Tak po prawdzie to nie ma sie co wysilac tkumaczac wszystko na polski. Mozna zalozyc ze oryginalne tytuly sa angielskie: angielski sluzy jako oficjalny jezyk magow/uczonych tak jak niegdys lacina. Wtedy magowie zwracali by sie do siebie per arcane mage czy warcaster, natomiast wszystkie inne "polskie" nazwy byly by okresleniami slangowymi (ulicznymi) lub nieoficjalna terminologia magow, czyli gwara srodowiskowa. I masz Keth sprawe zalatwiona od reki:) owca cala i wilk syty. Bedziesz mial duzo okreslen, nic nie bedziesz musial powtarzac w kolko. Fanfary:)!!

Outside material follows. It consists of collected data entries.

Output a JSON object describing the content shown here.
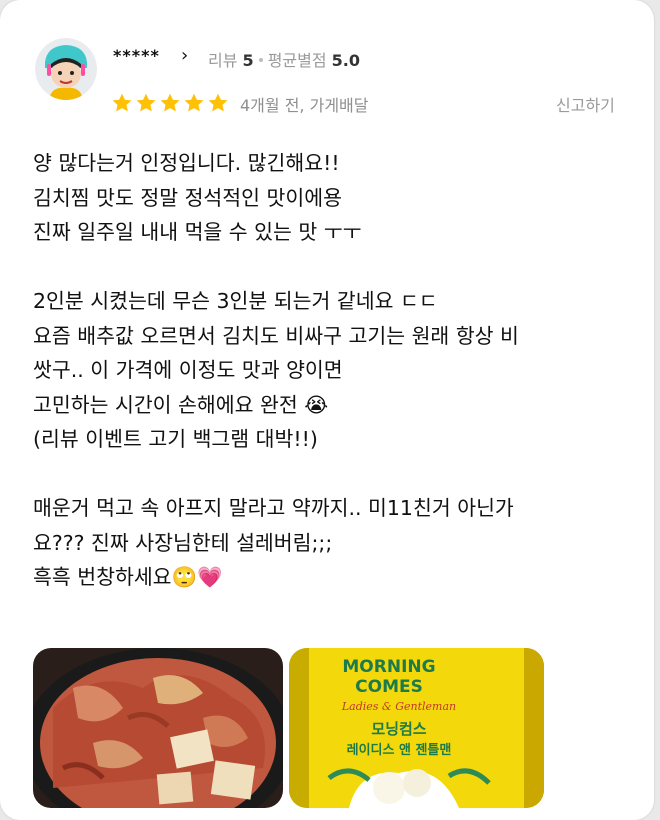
{
  "review": {
    "user": {
      "name": "*****",
      "chevron": "›",
      "review_label": "리뷰",
      "review_count": "5",
      "avg_label": "평균별점",
      "avg_rating": "5.0",
      "avatar_icon": "cartoon-avatar-icon"
    },
    "rating": 5,
    "date_source": "4개월 전, 가게배달",
    "report_label": "신고하기",
    "star_color": "#ffc107",
    "body_lines": [
      "양 많다는거 인정입니다. 많긴해요!!",
      "김치찜 맛도 정말 정석적인 맛이에용",
      "진짜 일주일 내내 먹을 수 있는 맛 ㅜㅜ",
      "",
      "2인분 시켰는데 무슨 3인분 되는거 같네요 ㄷㄷ",
      "요즘 배추값 오르면서 김치도 비싸구 고기는 원래 항상 비",
      "쌋구.. 이 가격에 이정도 맛과 양이면",
      "고민하는 시간이 손해에요 완전 😭",
      "(리뷰 이벤트 고기 백그램 대박!!)",
      "",
      "매운거 먹고 속 아프지 말라고 약까지.. 미11친거 아닌가",
      "요??? 진짜 사장님한테 설레버림;;;",
      "흑흑 번창하세요🙄💗"
    ],
    "photos": [
      {
        "name": "kimchi-jjim-photo"
      },
      {
        "name": "morning-comes-packet-photo",
        "brand_line1": "MORNING",
        "brand_line2": "COMES",
        "brand_sub": "Ladies & Gentleman",
        "brand_kr": "모닝컴스",
        "brand_kr2": "레이디스 앤 젠틀맨"
      }
    ]
  }
}
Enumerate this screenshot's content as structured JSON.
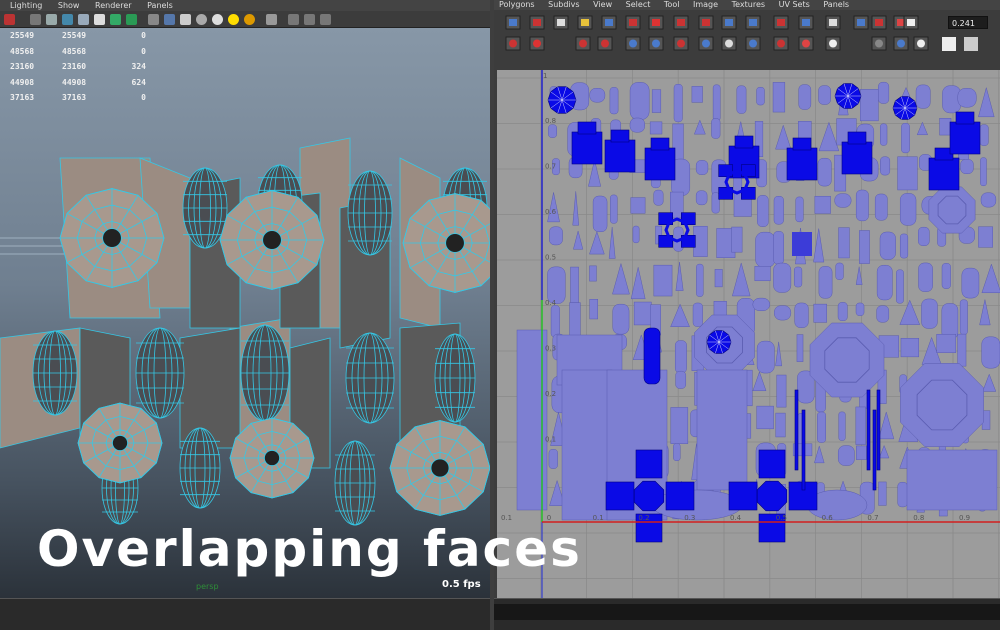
{
  "left_panel": {
    "menu": [
      "Lighting",
      "Show",
      "Renderer",
      "Panels"
    ],
    "stats": [
      [
        "25549",
        "25549",
        "0"
      ],
      [
        "48568",
        "48568",
        "0"
      ],
      [
        "23160",
        "23160",
        "324"
      ],
      [
        "44908",
        "44908",
        "624"
      ],
      [
        "37163",
        "37163",
        "0"
      ]
    ],
    "camera_label": "persp",
    "fps": "0.5 fps"
  },
  "right_panel": {
    "menu": [
      "Polygons",
      "Subdivs",
      "View",
      "Select",
      "Tool",
      "Image",
      "Textures",
      "UV Sets",
      "Panels"
    ],
    "uv_value": "0.241",
    "axis_top": "1",
    "axis_labels_bottom": [
      "0.1",
      "0",
      "0.1",
      "0.2",
      "0.3",
      "0.4",
      "0.5",
      "0.6",
      "0.7",
      "0.8",
      "0.9",
      "1"
    ],
    "axis_labels_left": [
      "0.8",
      "0.7",
      "0.6",
      "0.5",
      "0.4",
      "0.3",
      "0.2",
      "0.1"
    ]
  },
  "overlay": {
    "title": "Overlapping faces"
  },
  "colors": {
    "uv_shell": "#7d7fd2",
    "uv_overlap": "#0a0ae6",
    "wire": "#35c8e6",
    "uv_bg": "#9c9c9c",
    "grid": "#8a8a8a"
  }
}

A tu na podparcie pomysłu: Humans speak a wide variety of languages across the kingdoms, and there are a number of "dead" archaic tongues in use by scholars - http://privateerpress.com/iron-kingdoms ... n-kingdoms
Ostatnio zmieniony 29 listopada 2011, 19:43 przez 8art, łącznie zmieniany 1 raz.

Awatar użytkownika
Keth
Reactions:
Posty: 12615
Rejestracja: 07 kwietnia 2009, 20:37
Has thanked: 138 times
Been thanked: 84 times
Kontakt:

Post autor: Keth » 29 listopada 2011, 22:24

ghasta napisał(a):
Zwrot 'lalkarz' może być zwrotem o zabarwieniu pejoratywnym, slangowym. W użyciu oficjalnym może być konstruktor lub ... alchemik, tak po prostu.
Tu mam dylemat, bo warcasterzy nie zajmują się budowaniem warjacków (ani ich konstruowaniem) - to dla nich buduje się różne modele, a oni się do nich po prostu mentalnie podłączają sprzęgając jaźń z magicznym kryształem zawierającym osobowość jacka. Odpada też alchemik, ponieważ w tym świecie alchemicy tworzą odrębną, poświęconą zupełnie innym celom profesję.

Myślmy dalej...

8ART, generalnie staram się unikać bezpośrednich wtrętów z angielskiego w swoich fabularkach, bo drażnią mnie one zdolnością szybkiego demolowania klimatu. Wolę trochę jeszcze pomaglować temat, czasami fajne tłumaczenia wychodzą na wierzch dopiero po jakimś czasie - przykładem mogą być Widowmakers, którzy najpierw przez długi czas zwani byli Owdawiaczami, a dopiero potem przechrzczono ich na dużo lepiej pasujących Mężobójców.